At least one big-name player, and we can safely guess also his entire squad, is definitely no fan of the pairing system. When asked during a press conference what he thought of the pairing system, the United States' GM Hikaru Nakamura said, "If the system works, then so be it. However, I definitely wouldn't say that I'm a fan of it based on what I've seen here."
The Americans have so far played Iceland (2.5-1.5 win to the US), Greece (2-2), South Africa (3.5-0.5), Azerbaijan (1-3) and finally, Hong Kong (4-0).
Said Nakamura: "We had a very tough match against Azerbaijan, which we lost, and then today [round 5] we've had to play against Hong Kong which is even weaker [than South Africa]. I mean it wasn't a good feeling."
Nakamura's co-panelist in the same press conference, GM Sergey Movsesian, was equally mystified about the pairing system, describing it as "a bit strange".

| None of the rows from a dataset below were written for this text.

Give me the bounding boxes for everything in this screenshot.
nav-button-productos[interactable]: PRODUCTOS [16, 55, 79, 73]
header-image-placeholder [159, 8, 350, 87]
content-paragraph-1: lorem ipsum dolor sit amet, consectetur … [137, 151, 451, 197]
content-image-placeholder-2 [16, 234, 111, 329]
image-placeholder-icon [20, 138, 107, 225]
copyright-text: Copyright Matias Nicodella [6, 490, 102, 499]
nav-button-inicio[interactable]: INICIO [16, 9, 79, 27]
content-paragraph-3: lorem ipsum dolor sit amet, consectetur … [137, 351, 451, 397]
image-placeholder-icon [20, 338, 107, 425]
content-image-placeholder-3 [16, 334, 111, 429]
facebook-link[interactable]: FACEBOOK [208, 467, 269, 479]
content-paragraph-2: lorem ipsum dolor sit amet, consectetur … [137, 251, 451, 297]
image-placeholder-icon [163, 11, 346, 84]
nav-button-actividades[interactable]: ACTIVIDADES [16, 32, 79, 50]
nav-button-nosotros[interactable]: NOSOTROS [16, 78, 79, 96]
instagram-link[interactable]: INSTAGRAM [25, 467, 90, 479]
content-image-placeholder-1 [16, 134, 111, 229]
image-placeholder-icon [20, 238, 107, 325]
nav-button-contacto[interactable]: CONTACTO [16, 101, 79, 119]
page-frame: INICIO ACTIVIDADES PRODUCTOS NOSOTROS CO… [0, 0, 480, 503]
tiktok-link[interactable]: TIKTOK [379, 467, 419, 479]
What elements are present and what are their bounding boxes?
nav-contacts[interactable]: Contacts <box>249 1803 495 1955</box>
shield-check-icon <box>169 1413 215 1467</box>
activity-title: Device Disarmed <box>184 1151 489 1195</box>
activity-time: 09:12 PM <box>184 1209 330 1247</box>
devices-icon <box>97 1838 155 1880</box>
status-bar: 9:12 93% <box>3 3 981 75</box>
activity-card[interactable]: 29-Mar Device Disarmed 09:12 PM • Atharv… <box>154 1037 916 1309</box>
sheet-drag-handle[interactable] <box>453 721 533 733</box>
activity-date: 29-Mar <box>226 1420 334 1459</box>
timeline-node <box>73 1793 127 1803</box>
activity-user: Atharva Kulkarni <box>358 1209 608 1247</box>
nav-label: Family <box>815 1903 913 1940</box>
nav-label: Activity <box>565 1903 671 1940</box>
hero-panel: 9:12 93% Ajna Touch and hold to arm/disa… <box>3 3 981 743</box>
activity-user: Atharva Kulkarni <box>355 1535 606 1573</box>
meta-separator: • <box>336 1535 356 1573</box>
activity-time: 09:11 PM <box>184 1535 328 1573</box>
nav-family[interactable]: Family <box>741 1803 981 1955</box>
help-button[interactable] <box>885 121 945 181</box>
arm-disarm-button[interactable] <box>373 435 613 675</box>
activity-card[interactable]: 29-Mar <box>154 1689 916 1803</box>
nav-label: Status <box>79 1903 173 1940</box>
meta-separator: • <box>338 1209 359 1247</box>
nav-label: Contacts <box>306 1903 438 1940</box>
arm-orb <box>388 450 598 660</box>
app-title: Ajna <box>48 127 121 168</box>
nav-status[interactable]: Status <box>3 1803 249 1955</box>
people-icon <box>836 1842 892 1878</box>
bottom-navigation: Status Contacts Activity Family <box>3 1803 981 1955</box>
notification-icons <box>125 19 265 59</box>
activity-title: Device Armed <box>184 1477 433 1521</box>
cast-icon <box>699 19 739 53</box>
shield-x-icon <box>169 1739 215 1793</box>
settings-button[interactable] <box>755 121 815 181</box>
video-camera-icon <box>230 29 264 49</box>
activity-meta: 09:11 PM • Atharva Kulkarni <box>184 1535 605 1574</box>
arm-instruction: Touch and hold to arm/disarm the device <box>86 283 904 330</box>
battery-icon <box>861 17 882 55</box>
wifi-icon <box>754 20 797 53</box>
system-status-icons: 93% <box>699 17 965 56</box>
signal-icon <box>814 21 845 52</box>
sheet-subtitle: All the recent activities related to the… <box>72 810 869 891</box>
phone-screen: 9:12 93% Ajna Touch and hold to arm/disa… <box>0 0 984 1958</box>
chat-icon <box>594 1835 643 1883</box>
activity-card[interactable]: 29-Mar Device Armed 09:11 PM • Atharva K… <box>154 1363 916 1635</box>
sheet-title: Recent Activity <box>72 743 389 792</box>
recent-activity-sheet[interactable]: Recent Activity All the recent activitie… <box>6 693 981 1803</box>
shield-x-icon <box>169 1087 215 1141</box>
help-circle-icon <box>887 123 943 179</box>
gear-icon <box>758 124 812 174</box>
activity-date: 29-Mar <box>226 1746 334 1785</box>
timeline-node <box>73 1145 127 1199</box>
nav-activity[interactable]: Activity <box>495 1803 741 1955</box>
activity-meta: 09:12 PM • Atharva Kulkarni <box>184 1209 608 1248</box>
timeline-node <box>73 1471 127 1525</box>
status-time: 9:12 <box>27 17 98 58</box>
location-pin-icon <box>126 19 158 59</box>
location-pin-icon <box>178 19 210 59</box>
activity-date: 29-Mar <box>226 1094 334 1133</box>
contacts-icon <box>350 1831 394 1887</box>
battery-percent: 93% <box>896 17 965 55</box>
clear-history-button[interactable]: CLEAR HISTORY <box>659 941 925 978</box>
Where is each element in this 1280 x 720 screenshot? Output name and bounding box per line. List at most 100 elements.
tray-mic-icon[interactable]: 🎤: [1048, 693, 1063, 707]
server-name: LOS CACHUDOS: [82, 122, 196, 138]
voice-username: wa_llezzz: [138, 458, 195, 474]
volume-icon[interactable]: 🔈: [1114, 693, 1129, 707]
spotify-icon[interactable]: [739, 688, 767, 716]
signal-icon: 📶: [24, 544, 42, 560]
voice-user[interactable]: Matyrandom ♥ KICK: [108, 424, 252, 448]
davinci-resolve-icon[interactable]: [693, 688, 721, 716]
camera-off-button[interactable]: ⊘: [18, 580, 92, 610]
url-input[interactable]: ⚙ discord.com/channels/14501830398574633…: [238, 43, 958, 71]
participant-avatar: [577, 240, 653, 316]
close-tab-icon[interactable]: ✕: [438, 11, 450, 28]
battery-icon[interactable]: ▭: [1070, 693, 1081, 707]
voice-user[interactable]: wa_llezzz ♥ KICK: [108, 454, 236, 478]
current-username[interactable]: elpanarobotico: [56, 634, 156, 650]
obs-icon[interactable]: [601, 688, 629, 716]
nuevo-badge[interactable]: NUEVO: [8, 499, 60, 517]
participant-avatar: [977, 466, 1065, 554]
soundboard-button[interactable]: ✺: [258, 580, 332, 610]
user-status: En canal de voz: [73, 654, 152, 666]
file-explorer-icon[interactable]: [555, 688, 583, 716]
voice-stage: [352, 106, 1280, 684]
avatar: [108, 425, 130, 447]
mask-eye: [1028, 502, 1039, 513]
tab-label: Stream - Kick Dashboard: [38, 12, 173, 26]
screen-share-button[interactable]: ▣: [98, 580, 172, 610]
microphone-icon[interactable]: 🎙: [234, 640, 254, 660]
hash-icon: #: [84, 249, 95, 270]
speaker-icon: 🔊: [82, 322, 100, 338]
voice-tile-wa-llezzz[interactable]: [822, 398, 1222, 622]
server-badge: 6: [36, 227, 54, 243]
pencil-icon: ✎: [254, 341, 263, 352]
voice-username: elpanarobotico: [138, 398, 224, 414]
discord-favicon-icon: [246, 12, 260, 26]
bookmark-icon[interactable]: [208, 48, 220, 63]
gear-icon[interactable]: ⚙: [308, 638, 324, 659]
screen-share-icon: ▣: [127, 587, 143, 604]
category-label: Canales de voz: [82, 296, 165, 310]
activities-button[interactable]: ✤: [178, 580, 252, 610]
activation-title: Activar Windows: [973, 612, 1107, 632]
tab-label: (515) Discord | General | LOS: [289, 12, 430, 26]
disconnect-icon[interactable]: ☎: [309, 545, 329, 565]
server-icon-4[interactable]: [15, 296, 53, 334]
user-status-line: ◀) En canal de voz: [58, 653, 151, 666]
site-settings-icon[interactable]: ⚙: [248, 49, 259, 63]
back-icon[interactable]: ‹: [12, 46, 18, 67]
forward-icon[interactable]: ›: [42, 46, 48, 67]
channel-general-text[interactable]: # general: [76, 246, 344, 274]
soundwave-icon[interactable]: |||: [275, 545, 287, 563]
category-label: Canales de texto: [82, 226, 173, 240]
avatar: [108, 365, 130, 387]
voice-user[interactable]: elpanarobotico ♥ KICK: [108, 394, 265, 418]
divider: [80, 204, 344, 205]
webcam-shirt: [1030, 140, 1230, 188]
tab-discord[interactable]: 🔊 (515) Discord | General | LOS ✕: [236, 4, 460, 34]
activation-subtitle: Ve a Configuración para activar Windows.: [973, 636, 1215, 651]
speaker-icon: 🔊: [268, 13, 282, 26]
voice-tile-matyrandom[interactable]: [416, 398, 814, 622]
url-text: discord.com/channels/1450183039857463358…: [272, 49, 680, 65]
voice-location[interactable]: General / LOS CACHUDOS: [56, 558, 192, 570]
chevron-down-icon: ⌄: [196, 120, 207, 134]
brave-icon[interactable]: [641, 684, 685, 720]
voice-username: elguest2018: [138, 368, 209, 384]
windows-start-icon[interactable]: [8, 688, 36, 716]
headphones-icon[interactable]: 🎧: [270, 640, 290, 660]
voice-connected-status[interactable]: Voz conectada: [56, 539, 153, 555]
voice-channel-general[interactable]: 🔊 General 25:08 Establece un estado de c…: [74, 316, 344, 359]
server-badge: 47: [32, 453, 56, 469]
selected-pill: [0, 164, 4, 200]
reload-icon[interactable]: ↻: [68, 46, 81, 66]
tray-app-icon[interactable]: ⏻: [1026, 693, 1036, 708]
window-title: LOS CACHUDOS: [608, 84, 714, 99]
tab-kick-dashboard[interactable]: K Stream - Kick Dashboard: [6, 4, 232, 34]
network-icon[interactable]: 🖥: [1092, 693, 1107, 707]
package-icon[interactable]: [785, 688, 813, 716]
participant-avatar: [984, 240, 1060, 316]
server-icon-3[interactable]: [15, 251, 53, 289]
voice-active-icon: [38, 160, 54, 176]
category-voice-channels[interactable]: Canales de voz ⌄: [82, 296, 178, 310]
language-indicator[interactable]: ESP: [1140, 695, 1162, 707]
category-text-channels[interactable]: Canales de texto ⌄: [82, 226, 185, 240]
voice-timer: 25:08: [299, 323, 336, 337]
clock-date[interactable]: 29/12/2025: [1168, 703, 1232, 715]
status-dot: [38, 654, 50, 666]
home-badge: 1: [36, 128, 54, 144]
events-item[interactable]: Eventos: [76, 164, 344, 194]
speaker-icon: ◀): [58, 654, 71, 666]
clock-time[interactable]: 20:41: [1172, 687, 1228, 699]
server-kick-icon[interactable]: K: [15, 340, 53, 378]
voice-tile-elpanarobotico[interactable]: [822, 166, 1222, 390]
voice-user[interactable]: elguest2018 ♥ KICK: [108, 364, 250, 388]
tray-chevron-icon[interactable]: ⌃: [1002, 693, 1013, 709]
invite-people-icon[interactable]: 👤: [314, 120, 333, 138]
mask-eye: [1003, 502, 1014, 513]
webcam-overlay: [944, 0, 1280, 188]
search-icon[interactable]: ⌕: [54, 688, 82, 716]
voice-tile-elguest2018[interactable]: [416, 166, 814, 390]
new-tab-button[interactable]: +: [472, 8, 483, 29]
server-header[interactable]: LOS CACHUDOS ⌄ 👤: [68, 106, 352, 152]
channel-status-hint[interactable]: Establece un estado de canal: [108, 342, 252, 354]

It was left to Movsesian, Slovakia's board 1 player, to make the connection between the new match point scoring format and the pairing system. Answering a question from GM Rogers, Movsesian ageed with his fellow grandmasters on the panel that match points are a better way to determine the winner, but added that the current pairing system is diluting the advantageous effect of match points.
"Match points are OK, but then it should be connected with a different pairing system", said Movsesian.